Modern schooling works very well - to do what this quote points out. If you check out the book from which the quote is drawn you will see why modern schooling is intentionally like this.
Also, the child of friends of mine, who could read and add up at the age of three is forgetting how, at the age of four, in the state school system. It was the same in my time. In infants school, my mother was angry to receive a note instructing her to ensure I didn't read more than five pages of the book I'd been given, as I was reading "too fast".
To understand why state schooling is the way it is, you must look into its founders, and see what they intended.
In the days of slavery, it was forbidden for slaves to read. It is not difficult to imagine why this was so. The same attitude of contempt, driven by the supposed need to keep the 'workforce' ignorant and compliant is very clearly indicated in the work of those that instituted our schooling system which, rather than providing education, acts as an innoculation against it.
I'm reading the book at the moment, and hope to write more once I've done that, as it's a mine of information.
Teachers are all petty bureacrats, jobsworths and control freaks nowadays.
You can understand why so many people who'd make great teachers can't be bothered to take the intellectual lobotomy that the state system requires before being trusted to front a classroom. Think of all the people later in their working lives with a wealth of experience who are excluded because they won't join 'the party' (in its Orwellian sense).

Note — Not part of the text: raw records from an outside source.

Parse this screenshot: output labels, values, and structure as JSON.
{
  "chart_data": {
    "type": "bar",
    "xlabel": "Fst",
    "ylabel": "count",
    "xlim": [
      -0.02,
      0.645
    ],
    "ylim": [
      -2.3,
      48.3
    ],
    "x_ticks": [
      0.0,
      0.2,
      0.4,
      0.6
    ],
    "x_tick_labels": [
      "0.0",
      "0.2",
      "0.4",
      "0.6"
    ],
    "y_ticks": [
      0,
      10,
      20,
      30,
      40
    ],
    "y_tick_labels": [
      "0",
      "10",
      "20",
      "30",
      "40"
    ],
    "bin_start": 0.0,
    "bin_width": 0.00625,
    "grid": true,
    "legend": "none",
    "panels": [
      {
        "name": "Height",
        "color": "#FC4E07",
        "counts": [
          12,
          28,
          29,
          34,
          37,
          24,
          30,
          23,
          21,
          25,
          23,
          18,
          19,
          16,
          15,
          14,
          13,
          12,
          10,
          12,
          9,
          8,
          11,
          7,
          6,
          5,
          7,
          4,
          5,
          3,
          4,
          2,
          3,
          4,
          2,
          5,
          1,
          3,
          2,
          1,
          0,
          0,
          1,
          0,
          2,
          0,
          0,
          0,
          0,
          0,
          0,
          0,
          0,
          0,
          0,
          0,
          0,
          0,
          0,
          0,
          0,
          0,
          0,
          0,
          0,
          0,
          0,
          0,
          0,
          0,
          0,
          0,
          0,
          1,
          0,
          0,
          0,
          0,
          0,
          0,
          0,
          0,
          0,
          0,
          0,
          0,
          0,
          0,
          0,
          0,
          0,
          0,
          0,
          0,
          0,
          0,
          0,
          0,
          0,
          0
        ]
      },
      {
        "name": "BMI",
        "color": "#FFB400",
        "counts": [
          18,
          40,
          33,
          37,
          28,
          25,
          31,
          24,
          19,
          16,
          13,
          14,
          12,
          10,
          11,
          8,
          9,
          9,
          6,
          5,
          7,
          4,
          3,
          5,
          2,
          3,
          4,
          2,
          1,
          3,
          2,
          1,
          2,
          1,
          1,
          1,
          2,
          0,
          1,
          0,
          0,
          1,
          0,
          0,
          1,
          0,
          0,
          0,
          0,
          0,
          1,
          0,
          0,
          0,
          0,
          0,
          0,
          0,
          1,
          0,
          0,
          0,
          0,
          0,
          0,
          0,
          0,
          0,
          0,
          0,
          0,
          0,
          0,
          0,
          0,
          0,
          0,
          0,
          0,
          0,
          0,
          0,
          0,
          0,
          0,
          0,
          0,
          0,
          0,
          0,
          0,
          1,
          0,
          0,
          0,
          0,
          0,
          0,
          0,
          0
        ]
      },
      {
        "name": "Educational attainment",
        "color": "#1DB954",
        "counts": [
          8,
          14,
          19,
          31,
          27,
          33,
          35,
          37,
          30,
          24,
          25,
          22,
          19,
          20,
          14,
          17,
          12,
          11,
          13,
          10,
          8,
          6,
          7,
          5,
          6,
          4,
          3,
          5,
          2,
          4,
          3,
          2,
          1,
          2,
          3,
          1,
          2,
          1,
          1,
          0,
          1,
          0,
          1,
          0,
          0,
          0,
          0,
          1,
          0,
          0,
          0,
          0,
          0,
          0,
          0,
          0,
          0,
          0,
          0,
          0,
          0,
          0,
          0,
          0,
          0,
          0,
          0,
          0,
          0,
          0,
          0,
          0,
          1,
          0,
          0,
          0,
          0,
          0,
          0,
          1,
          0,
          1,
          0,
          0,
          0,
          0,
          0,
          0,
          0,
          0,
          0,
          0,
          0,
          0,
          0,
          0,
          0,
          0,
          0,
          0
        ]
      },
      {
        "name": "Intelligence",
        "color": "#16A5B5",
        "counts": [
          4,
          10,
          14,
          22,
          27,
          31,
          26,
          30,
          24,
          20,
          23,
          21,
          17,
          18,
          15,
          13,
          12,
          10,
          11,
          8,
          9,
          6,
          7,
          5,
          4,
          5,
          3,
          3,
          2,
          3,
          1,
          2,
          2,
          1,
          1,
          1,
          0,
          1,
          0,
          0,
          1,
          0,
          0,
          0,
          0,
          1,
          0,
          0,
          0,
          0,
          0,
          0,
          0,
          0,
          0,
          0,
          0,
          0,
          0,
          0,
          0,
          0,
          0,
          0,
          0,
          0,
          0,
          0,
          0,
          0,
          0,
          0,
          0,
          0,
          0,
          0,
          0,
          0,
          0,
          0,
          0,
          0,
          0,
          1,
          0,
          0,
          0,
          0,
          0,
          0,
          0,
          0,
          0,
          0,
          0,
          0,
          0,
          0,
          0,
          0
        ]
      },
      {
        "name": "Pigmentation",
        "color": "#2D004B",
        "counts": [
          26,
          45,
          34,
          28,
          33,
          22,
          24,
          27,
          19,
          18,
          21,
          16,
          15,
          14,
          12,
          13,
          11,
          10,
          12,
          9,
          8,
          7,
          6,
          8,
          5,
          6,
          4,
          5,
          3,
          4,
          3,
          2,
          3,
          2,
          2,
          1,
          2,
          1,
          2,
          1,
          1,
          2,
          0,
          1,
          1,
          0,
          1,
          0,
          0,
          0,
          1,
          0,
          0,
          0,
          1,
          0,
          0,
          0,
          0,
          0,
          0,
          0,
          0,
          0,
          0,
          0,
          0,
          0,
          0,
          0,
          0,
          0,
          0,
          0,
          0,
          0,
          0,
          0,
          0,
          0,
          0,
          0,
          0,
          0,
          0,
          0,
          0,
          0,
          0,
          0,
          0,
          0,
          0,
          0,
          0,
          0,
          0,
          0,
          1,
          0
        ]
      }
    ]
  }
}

I repeat though, the fundamental problem is the ideological foundation the state schooling system is built upon, shown clearly in John Taylor Gatto's research. The same people that wanted to sterilise a young woman because her father was a drunk, who believed in the 'scientific management' of society.
I went through the whole process and got turned down last year. I was prepared to take a £8k pay cut. I scored well in all the tests and the front of class assessment. I got turned down. None of my teaching friends understood why. I think I did.
aDM (i cannot get comments to work)
p.s Re your comments on my blog. i always like what you say Trooper. I do think over the stuff you write and post. I never dismiss arguments with you because you make me think.
I think i agree with you about guns. Maybe that's essentially because there is no justice in this world and i dont trust the system. Rule of Law sounds good but means nothing - to me)
That's kind of you to say. Interestingly on guns, there was another shooting incident at a church in Colorado at the weekend. This time the killer was shot down by a woman at the church. He'd already killed two girls outside, so not a lot to celebrate, but if there hadn't been anyone armed, who knows how many more would have been killed?
As for being turned down, what was it, if you think you know? Weren't you ideologically reliable? Or were the wizzened hags jealous of your feminine charms?